The Rural Channel
- Country: Canada
- Broadcast area: National
- Headquarters: Emerald Park, Saskatchewan

Ownership
- Owner: Ag-Com Productions

History
- Launched: May 29, 2013, 11 years ago

Links
- Website: The Rural Channel

= The Rural Channel =

The Rural Channel (often abbreviated as TRC) is a Canadian English language specialty television channel and subscription streaming service broadcasting rural lifestyle programming with a particular emphasis on agriculture and equine programming.

The channel is owned by Ag-Com Productions and launched on May 29, 2013.

==History==
On August 13, 2008, Ag-Com Productions Ltd. was granted approval from the Canadian Radio-television and Telecommunications Commission (CRTC) to launch The Rural Channel, described at the time of license as a "national, English-language Category 2 specialty programming service devoted to serving the interests and needs of individuals and families living outside of major cities in smaller and rural communities across Canada, with a focus on the agriculture industry."

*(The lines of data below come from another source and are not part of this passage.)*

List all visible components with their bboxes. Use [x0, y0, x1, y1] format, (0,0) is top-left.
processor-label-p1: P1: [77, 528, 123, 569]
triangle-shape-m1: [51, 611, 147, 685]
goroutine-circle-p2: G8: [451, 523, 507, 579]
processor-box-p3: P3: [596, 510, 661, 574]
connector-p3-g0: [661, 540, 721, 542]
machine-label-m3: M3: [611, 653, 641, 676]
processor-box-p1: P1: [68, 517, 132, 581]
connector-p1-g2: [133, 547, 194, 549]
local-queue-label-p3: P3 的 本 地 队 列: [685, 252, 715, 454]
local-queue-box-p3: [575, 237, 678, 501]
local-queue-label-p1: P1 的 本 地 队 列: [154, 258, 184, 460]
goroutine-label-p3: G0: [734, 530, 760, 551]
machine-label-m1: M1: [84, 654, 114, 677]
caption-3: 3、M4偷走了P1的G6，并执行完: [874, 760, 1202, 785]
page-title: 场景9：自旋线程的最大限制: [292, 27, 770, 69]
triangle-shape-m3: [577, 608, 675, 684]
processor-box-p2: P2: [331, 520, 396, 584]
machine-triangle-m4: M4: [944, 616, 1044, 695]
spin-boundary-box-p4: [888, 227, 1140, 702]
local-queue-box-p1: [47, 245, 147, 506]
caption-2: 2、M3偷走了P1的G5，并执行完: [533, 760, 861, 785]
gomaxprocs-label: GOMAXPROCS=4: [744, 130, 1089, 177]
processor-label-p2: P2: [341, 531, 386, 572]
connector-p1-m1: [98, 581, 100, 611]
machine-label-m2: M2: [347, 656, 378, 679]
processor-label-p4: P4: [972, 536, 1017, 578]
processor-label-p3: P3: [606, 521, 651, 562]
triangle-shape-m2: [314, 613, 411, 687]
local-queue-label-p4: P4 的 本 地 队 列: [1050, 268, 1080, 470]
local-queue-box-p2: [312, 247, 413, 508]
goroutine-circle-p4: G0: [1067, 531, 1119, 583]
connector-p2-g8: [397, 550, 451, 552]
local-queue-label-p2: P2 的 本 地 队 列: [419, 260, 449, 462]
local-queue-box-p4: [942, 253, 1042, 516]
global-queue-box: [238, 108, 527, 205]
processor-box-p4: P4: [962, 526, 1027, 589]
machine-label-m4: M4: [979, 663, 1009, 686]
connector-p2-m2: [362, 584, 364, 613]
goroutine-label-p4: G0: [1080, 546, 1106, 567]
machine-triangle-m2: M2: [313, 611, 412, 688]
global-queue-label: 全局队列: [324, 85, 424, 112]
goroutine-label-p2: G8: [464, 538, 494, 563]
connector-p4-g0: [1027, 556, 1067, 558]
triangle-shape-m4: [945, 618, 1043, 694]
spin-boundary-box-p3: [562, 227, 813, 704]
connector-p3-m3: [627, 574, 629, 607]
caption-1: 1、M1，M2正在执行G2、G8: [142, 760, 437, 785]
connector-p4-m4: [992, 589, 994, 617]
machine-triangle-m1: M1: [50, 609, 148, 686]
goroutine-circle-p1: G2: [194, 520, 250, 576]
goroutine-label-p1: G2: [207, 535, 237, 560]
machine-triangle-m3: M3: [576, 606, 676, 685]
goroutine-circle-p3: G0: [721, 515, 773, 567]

Originally intending to launch the channel in 2011, Ag-Com Productions delayed the launch until 2013 for Shaw Direct to launch its new satellite. The channel officially launched on May 29, 2013 exclusively on Shaw Direct in standard definition. A few weeks later in June, the channel launched a high definition channel simulcasting the standard-definition feed on EastLink. The channel has since launched on several other television service providers, including Telus and Access Communications.

In late 2020, Ag-Com launched TRC Go, an online subscription service streaming The Rural Channel live.

===Programming===
Programming on The Rural Channel has remained consistent from its initial launch to current day, focusing on a mix of agriculture news and information, general rural lifestyle, and equine programming. A sample list of programs that aired during its first few months of operation included The Prairie Farm Report, Market Journal, Downunder Horsemanship TV, Monty Roberts Backstage Pass, The Parelli Program, John Lyons, Motorz, James Cluer’s Wine Route, and programming from FEI.

A sample of current day programming on the channel, as of June 2022, includes Sunup TV, World Of Horse Breeds TV, Great Western Guest Ranches, Jonathan Field, Agweek TV, The Jet Set, Mad Dog & Merrill Midwest Grill’n, Cook Like A. Champion, Cris Cox Horsemanship, Today’s Homeowner Television, and programming from Global Champions Tour. The Prairie Farm Report, an Ag-Com Productions' series remains on the air since the channel's launch.